Since the beginning of time, people have craved community. It’s the basis of the human experience. It transcends time and borders, provides strength in times of weakness and creates unity in times of celebration.

History makes it easy to see how recreation within communities has been ingrained in human nature. It’s in our DNA. And in 21st century America, communities are rich tapestries of many people, places and ideas. Living in a society of modern, morally intelligent people, the social responsibility lies on the shoulders of everyone to ensure there is equal opportunity for every single person. 

That’s why it’s so important community recreation programming is built for everyone and rooted with equity for people of all abilities. Oftentimes an overlooked demographic — at 41.1 million strong — people with disabilities represent one of the largest minority groups in the U.S. Because this group is also at a higher risk for health-related conditions, and nearly half of adults with disabilities get no physical activity, it stands to reason they could also see the most impactful benefits from programs provided by their local community recreation departments.   

So the question remains, why wouldn’t programming be inclusive?

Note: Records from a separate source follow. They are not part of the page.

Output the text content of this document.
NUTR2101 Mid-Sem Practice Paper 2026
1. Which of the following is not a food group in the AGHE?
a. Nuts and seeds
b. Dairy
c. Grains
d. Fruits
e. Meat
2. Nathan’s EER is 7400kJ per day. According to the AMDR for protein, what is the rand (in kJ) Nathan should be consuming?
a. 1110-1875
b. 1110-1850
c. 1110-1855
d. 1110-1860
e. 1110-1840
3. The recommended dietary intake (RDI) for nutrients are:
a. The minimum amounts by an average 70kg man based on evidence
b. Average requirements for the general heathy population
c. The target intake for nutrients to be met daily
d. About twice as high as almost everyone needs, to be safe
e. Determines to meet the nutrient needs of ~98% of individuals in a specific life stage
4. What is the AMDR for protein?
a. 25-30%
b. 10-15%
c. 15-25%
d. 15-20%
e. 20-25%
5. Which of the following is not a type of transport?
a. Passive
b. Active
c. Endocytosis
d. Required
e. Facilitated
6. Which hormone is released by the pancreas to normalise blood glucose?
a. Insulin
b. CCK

In a 2018 report from the National Recreation and Park Association (NRPA) where agencies were surveyed on how they are currently meeting the needs of all members of their communities, results showed the biggest challenges were insufficient funding and inadequate staffing. Others reported a lack of support from the general public as well as local government leaders, while many felt their obstacles were insufficient training and a general lack of understanding of the community’s needs.

The solutions are not always simple, but they are attainable. A great way to understand how to better serve everyone in your community is to simply ask. Community-wide surveys are incredibly effective in providing a clear picture of who you are accommodating and how to increase participation by adjusting your programming accordingly. Funding and financing options are also available, and what is immediately available to you might depend on your area. Many organizations — like NRPA — offer grants for making your recreation areas more inclusive. Even the federal government offers tax incentives for efforts such as barrier removal. Many departments have had success partnering with other local entities such as schools, nonprofits, local law enforcement and healthcare services in fundraising efforts — another fun way to get people in your community involved. 

As the Americans with Disabilities Act celebrates its 32nd birthday, it’s important to reflect on all the milestones that have been achieved due to the persistence of so many who refused to back down. Simultaneously, it must be acknowledged we still have some time to go to create the long-deserved equity for the people of these communities. The journey to redefining community recreation cannot include a one-size-fits-all solution.